Kelalaian Maskapai Menurunkan Penumpang Dianggap Sangat Fatal
Dia mengkhawatirkan adanya dua kesalahan dari Maskapai Air Asia dan Maskapai Lion Air
Penulis: Amriyono Prakoso
Editor: Johnson Simanjuntak
TRIBUNNEWS.COM, JAKARTA - Anggota Komisi V, Syarif Abdullah Alkadrie mengatakan bahwa kelalaian maskapai penerbangan dalam menurunkan penumpang di jalur yang tidak seharusnya, menjadi sangat fatal dan tidak boleh lagi terjadi.
"Ini gawat. Kalau ada motif-motif jahat datang kesini, artinya negara kebobolan. Jangan dianggap enteng," ujarnya di Gedung DPR, Jakarta, Kamis (19/5/2016).
Dia mengkhawatirkan adanya dua kesalahan dari Maskapai Air Asia dan Maskapai Lion Air, telah menyelundupkan narkotika atau penyelundupan benda-benda yang membahayakan keamanan negara.

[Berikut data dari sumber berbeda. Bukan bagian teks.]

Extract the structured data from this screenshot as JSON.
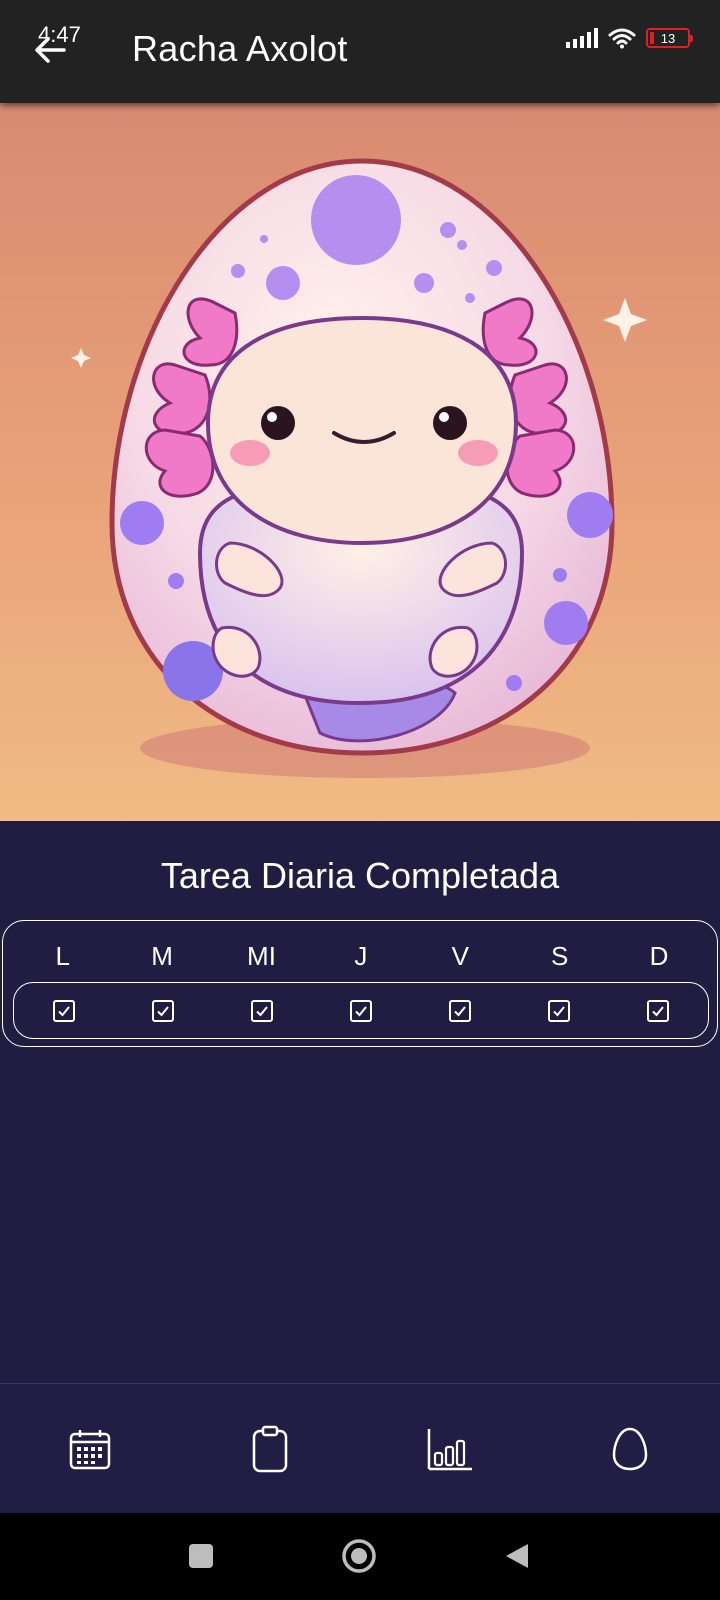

Banyak hal yang menurutnya harus diperiksa, termasuk pilot, supir bus, dan petugas yang berada di menara pengawas.
Kesalahan seperti itu, kata Syafrie perlu dipertanyakan kepada perusahaan maskapai dan kementerian perhubungan.
"Perusahaan harus terus terang ini, di RDP akan kami pertanyakan sama Kemenhub juga. Apalagi maskapai ini kan juga sering delay, harus dikenakan sanksi tegas," ujarnya.
Sebelumnya diberitakan Tribunnews.com Ditjen Perhubungan Udara Kementerian Perhubungan (Kemenhub) membekukan selama 5 hari layanan penumpang dan bagasi (disebut ground handling) maskapai penerbangan Lion Air dan AirAsia.
Pembekuan tersebut sebagai tindak lanjut kasus salah antar penumpang yang dilakukan Lion Air dan AirAsia, Rabu (18/5/2016) kemarin.
Untuk Lion Air, pembekuan layanan ground handling berlaku di Bandara Internasional Soekarno-Hatta, Jakarta, mulai 17 Mei hingga 21 Mei 2016.
Sedangkan untuk AirAsia, pembekuan layanan ground handling mulai 18 mei hingga 22 Mei 2016 dan berlaku hanya di Bandara I Gusti Ngurah Rai, Bali.
Dirjen Perhubungan Udara Kemenhub, Suprasetyo mengatakan, pembekuan berlaku 5 hari sejak diterbitkannya surat pembekuan.
Selama 5 hari masa pembekuan sementara, kedua maskapai tersebut harus mencari perusahaan jasa ground handling lain untuk menggantikan perusahaan ground handling yang izinnya telah dibekukan.